The book, Fetal and Early Postnatal Programming and its Influence on Adult Health (CRC Press, 2017), which Mulchand Patel, professor of biochemistry at the University at Buffalo and Jens Høiriis Nielsen, a professor at the University of Copenhagen, co-edited, explores the many fetal and immediate postnatal nutritional influences on adult health.
“Our animal studies have shown that overfeeding, or the increased intake of carbohydrate-derived calories during the immediate postnatal period, can reprogram an individual’s metabolism, creating negative health outcomes later in life,” Patel says.
“Our findings…also show that biochemical processes responsible for this metabolic malprogramming during the suckling period in the rat cannot be reversed by moderate calorie restriction in the postweaning period.”
Some current feeding practices in humans, such as providing children with milk formula without restriction (possible overfeeding), and introduction of solid foods typically high in carbohydrates (usually cereals and fruits), may also lead to such metabolic malprogramming.
There is evidence that fetal and early postnatal altered nutritional experience can have long-lasting effects, even resulting in epigenetic (affecting changes in DNA) modifications that will affect not only the person as he or she matures, but also future generations as well.

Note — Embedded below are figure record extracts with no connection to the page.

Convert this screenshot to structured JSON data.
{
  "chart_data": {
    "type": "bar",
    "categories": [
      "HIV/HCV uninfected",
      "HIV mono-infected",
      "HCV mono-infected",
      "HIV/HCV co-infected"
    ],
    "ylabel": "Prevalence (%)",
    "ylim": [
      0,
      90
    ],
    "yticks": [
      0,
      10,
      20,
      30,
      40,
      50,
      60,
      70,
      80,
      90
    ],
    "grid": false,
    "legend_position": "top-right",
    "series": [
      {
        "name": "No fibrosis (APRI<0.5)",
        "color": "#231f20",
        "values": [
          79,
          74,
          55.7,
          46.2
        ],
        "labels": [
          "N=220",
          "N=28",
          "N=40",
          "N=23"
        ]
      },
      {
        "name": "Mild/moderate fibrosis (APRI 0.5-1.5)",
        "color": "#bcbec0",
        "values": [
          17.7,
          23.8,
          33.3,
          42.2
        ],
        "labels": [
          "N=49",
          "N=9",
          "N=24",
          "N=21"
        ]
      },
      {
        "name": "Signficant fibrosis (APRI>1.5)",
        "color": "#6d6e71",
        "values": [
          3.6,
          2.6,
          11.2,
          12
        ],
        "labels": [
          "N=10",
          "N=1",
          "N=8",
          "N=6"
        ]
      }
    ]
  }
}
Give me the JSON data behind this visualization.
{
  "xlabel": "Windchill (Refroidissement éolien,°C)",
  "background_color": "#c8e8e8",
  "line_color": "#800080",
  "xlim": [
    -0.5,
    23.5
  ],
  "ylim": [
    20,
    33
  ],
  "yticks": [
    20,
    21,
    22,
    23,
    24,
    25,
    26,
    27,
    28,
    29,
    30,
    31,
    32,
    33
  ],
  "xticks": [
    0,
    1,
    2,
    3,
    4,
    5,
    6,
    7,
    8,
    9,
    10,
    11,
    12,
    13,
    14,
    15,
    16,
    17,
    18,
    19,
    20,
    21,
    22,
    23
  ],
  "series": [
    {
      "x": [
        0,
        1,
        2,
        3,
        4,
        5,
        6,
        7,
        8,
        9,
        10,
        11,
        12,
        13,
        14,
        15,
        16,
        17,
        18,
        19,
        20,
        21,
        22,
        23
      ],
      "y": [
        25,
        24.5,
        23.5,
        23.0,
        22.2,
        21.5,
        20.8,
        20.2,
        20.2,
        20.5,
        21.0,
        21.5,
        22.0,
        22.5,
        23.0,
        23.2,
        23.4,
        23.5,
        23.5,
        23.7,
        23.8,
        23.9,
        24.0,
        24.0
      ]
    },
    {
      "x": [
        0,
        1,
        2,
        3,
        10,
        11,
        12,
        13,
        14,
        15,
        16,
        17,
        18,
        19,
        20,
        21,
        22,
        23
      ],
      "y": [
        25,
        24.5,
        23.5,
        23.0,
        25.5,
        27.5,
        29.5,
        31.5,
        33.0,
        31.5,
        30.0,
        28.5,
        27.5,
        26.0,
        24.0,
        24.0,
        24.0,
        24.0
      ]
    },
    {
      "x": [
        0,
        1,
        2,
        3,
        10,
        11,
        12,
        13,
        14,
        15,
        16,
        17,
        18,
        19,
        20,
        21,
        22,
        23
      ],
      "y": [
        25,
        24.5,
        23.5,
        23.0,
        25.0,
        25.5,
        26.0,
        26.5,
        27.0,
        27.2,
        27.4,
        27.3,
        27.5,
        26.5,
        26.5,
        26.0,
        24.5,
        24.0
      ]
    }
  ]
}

“The beneficial effects of breastfeeding on reducing childhood obesity, as well as the impact of early nutritional intervention on the gut microbiome, are increasingly being recognized,” Patel says. While breastfeeding enhances the health of individuals as they mature, altered aspects of fetal and early postnatal nutritional experience have more negative consequences.
“It is now well documented that altered nutritional experience during the fetal period (due to maternal malnutrition, obesity, and diabetes) can have a long-lasting impact on metabolic capacities of the offspring, predisposing to the development of adult-onset obesity, type 2 diabetes, and metabolic syndrome in adult life.” Patel says.